Il passa une main dans ses cheveux, ne sachant que faire. Son cerveau avait beau tourner à plein régime, il ne voyait aucune solution.

— Ah oui, on a un problème, s'exclama Eugène, fusillant du regard son compagnon. J'avais bien dit qu'il fallait mieux les cacher !

— Ce n'est pas possible ! Vous n'allez pas recommencer ! Vous m'insupportez. Concentrons-nous ! Je pense que la meilleure option serait de faire profil bas. Si vous disparaissez d'un coup, on risque de se douter de quelque chose.

— Il faut qu'on décide aussi ce qu'on dira si on se fait arrêter pour que nos récits soient les mêmes.

Les résistants réfléchirent intensément, ils passèrent leur repas à songer à leur futur scénario. Ils devaient être très prudents, le moindre faux pas pourrait les mener au peloton d'exécution.

Exténué, Elias monta se coucher juste après le déjeuner, des maux de tête commençaient à arriver progressivement et ses paupières devenaient lourdes. Il s'allongea sur son lit, les bras et jambes écartés. Ses pupilles bleues fixaient le plafond, à la recherche d'une quelconque réponse aux dizaines de questions qui se pressaient dans son esprit.

Au moins, j'ai réussi à me faire de nouveaux camarades ! Je réussirai peut-être à soutirer des informations de la bande d'Albert !

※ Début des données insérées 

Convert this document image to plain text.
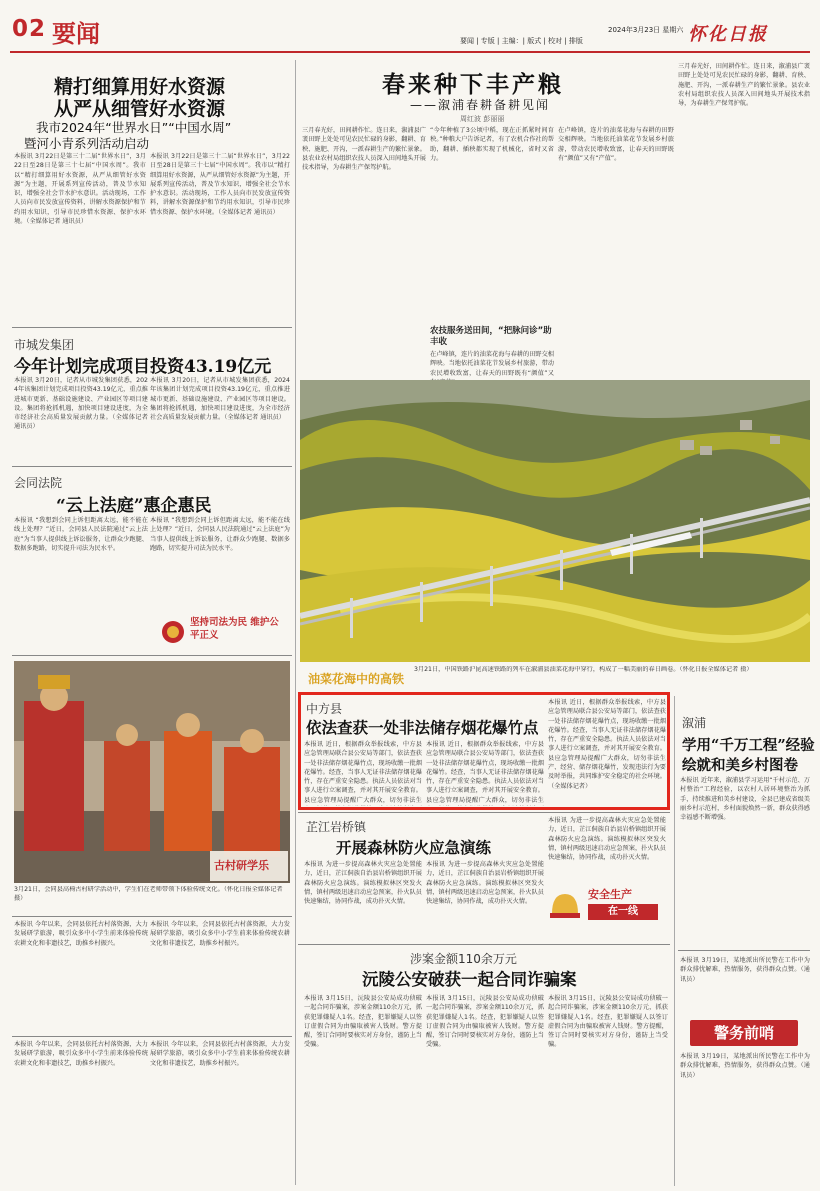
02 要闻	要闻 | 专版 | 主编：| 版式 | 校对 | 排版
2024年3月23日 星期六 怀化日报
精打细算用好水资源
从严从细管好水资源
我市2024年“世界水日”“中国水周”
暨河小青系列活动启动
本报讯 3月22日是第三十二届“世界水日”，3月22日至28日是第三十七届“中国水周”。我市以“精打细算用好水资源，从严从细管好水资源”为主题，开展系列宣传活动，普及节水知识，增强全社会节水护水意识。活动现场，工作人员向市民发放宣传资料，讲解水资源保护和节约用水知识，引导市民珍惜水资源、保护水环境。（全媒体记者 通讯员）
本报讯 3月22日是第三十二届“世界水日”，3月22日至28日是第三十七届“中国水周”。我市以“精打细算用好水资源，从严从细管好水资源”为主题，开展系列宣传活动，普及节水知识，增强全社会节水护水意识。活动现场，工作人员向市民发放宣传资料，讲解水资源保护和节约用水知识，引导市民珍惜水资源、保护水环境。（全媒体记者 通讯员）
市城发集团
今年计划完成项目投资43.19亿元
本报讯 3月20日，记者从市城发集团获悉，2024年该集团计划完成项目投资43.19亿元，重点推进城市更新、基础设施建设、产业园区等项目建设。集团将抢抓机遇，加快项目建设进度，为全市经济社会高质量发展贡献力量。（全媒体记者 通讯员）
本报讯 3月20日，记者从市城发集团获悉，2024年该集团计划完成项目投资43.19亿元，重点推进城市更新、基础设施建设、产业园区等项目建设。集团将抢抓机遇，加快项目建设进度，为全市经济社会高质量发展贡献力量。（全媒体记者 通讯员）
会同法院
“云上法庭”惠企惠民
本报讯 “我想到会同上诉但距离太远，能不能在线上处理？”近日，会同县人民法院通过“云上法庭”为当事人提供线上诉讼服务，让群众少跑腿、数据多跑路，切实提升司法为民水平。
本报讯 “我想到会同上诉但距离太远，能不能在线上处理？”近日，会同县人民法院通过“云上法庭”为当事人提供线上诉讼服务，让群众少跑腿、数据多跑路，切实提升司法为民水平。
坚持司法为民 维护公平正义
古村研学乐
3月21日，会同县高椅古村研学活动中，学生们在老师带领下体验传统文化。（怀化日报全媒体记者 摄）
本报讯 今年以来，会同县依托古村落资源，大力发展研学旅游，吸引众多中小学生前来体验传统农耕文化和非遗技艺，助推乡村振兴。
本报讯 今年以来，会同县依托古村落资源，大力发展研学旅游，吸引众多中小学生前来体验传统农耕文化和非遗技艺，助推乡村振兴。
本报讯 今年以来，会同县依托古村落资源，大力发展研学旅游，吸引众多中小学生前来体验传统农耕文化和非遗技艺，助推乡村振兴。
本报讯 今年以来，会同县依托古村落资源，大力发展研学旅游，吸引众多中小学生前来体验传统农耕文化和非遗技艺，助推乡村振兴。
春来种下丰产粮
——溆浦春耕备耕见闻
周红波 彭丽丽
三月春光好，田间耕作忙。连日来，溆浦县广袤田野上处处可见农民忙碌的身影，翻耕、育秧、施肥、开沟，一派春耕生产的繁忙景象。县农业农村局组织农技人员深入田间地头开展技术指导，为春耕生产保驾护航。
“今年种植了3公顷中稻，现在正抓紧时间育秧。”种粮大户告诉记者，有了农机合作社的帮助，翻耕、插秧都实现了机械化，省时又省力。
农技服务送田间，“把脉问诊”助丰收
在卢峰镇，连片的油菜花海与春耕的田野交相辉映。当地依托油菜花节发展乡村旅游，带动农民增收致富，让春天的田野既有“颜值”又
在卢峰镇，连片的油菜花海与春耕的田野交相辉映。当地依托油菜花节发展乡村旅游，带动农民增收致富，让春天的田野既有“颜值”又有“产值”。
三月春光好，田间耕作忙。连日来，溆浦县广袤田野上处处可见农民忙碌的身影，翻耕、育秧、施肥、开沟，一派春耕生产的繁忙景象。县农业农村局组织农技人员深入田间地头开展技术指导，为春耕生产保驾护航。
油菜花海中的高铁
3月21日，中国铁路沪昆高速铁路的列车在溆浦县油菜花海中穿行，构成了一幅美丽的春日画卷。（怀化日报全媒体记者 摄）
中方县
依法查获一处非法储存烟花爆竹点
本报讯 近日，根据群众举报线索，中方县应急管理局联合县公安局等部门，依法查获一处非法储存烟花爆竹点，现场收缴一批烟花爆竹。经查，当事人无证非法储存烟花爆竹，存在严重安全隐患。执法人员依法对当事人进行立案调查，并对其开展安全教育。县应急管理局提醒广大群众，切勿非法生
本报讯 近日，根据群众举报线索，中方县应急管理局联合县公安局等部门，依法查获一处非法储存烟花爆竹点，现场收缴一批烟花爆竹。经查，当事人无证非法储存烟花爆竹，存在严重安全隐患。执法人员依法对当事人进行立案调查，并对其开展安全教育。县应急管理局提醒广大群众，切勿非法生
本报讯 近日，根据群众举报线索，中方县应急管理局联合县公安局等部门，依法查获一处非法储存烟花爆竹点，现场收缴一批烟花爆竹。经查，当事人无证非法储存烟花爆竹，存在严重安全隐患。执法人员依法对当事人进行立案调查，并对其开展安全教育。县应急管理局提醒广大群众，切勿非法生产、经营、储存烟花爆竹，发现违法行为要及时举报，共同维护安全稳定的社会环境。（全媒体记者）
溆浦
学用“千万工程”经验
绘就和美乡村图卷
本报讯 近年来，溆浦县学习运用“千村示范、万村整治”工程经验，以农村人居环境整治为抓手，持续推进和美乡村建设，全县已建成省级美丽乡村示范村，乡村面貌焕然一新，群众获得感幸福感不断增强。
本报讯 3月19日，某地派出所民警在工作中为群众排忧解难，热情服务，获得群众点赞。（通讯员）
警务前哨
本报讯 3月19日，某地派出所民警在工作中为群众排忧解难，热情服务，获得群众点赞。（通讯员）
芷江岩桥镇
开展森林防火应急演练
本报讯 为进一步提高森林火灾应急处置能力，近日，芷江侗族自治县岩桥镇组织开展森林防火应急演练。演练模拟林区突发火情，镇村两级迅速启动应急预案，扑火队员快速集结，协同作战，成功扑灭火情。
本报讯 为进一步提高森林火灾应急处置能力，近日，芷江侗族自治县岩桥镇组织开展森林防火应急演练。演练模拟林区突发火情，镇村两级迅速启动应急预案，扑火队员快速集结，协同作战，成功扑灭火情。
本报讯 为进一步提高森林火灾应急处置能力，近日，芷江侗族自治县岩桥镇组织开展森林防火应急演练。演练模拟林区突发火情，镇村两级迅速启动应急预案，扑火队员快速集结，协同作战，成功扑灭火情。
安全生产
在一线
涉案金额110余万元
沅陵公安破获一起合同诈骗案
本报讯 3月15日，沅陵县公安局成功侦破一起合同诈骗案，涉案金额110余万元，抓获犯罪嫌疑人1名。经查，犯罪嫌疑人以签订虚假合同为由骗取被害人钱财。警方提醒，签订合同时要核实对方身份，谨防上当受骗。
本报讯 3月15日，沅陵县公安局成功侦破一起合同诈骗案，涉案金额110余万元，抓获犯罪嫌疑人1名。经查，犯罪嫌疑人以签订虚假合同为由骗取被害人钱财。警方提醒，签订合同时要核实对方身份，谨防上当受骗。
本报讯 3月15日，沅陵县公安局成功侦破一起合同诈骗案，涉案金额110余万元，抓获犯罪嫌疑人1名。经查，犯罪嫌疑人以签订虚假合同为由骗取被害人钱财。警方提醒，签订合同时要核实对方身份，谨防上当受骗。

Eugène avait sûrement réussi lui aussi à se lier avec quelqu'un. Toutefois, ils n'avaient pas pu échanger sur cela, mais il se doutait que cela n'aboutirait à rien de toutes les manières.

Il attrapa un livre posé sur la table de nuit, les grands romans du moment étaient déprimants, ils ne parlaient que de guerre, jamais d'amour. Un des romans d'Agatha Christie ayant été traduit l'année précédente, Elias se plongea donc dans Les dix petits nègres.

Les meurtres de cette villa l'occupèrent toute l'après-midi. Les cloches de la cathédrale sonnaient, il n'y prenait garde et bientôt, il fut déjà l'heure du dîner. De misérables morceaux de topinambours flottaient dans de l'eau bouillie. Ce semblant de soupe ne calma pas l'appétit d'Elias et il s'affaissa dans son siège, le ventre noué.

Les deux espions firent un simple récapitulatif de la journée puis ils se quittèrent, des idées plein la tête. Elias ne resta pas longtemps avec Elise, il la laissa à ses jeux de cartes pour regagner sa chambre.

Il se glissa sous ses draps, songeant que désormais, ce serait cela son quotidien, sans rire ni joie. Il regrettait presque d'être parti en mission. Ce n'était pas ce qu'il avait imaginé, sans bonheur, tout était terne. De plus, Louis n'était plus. Elias n'avait, pour le moment, aucun moyen de montrer sa vaillance et de faire ses preuves.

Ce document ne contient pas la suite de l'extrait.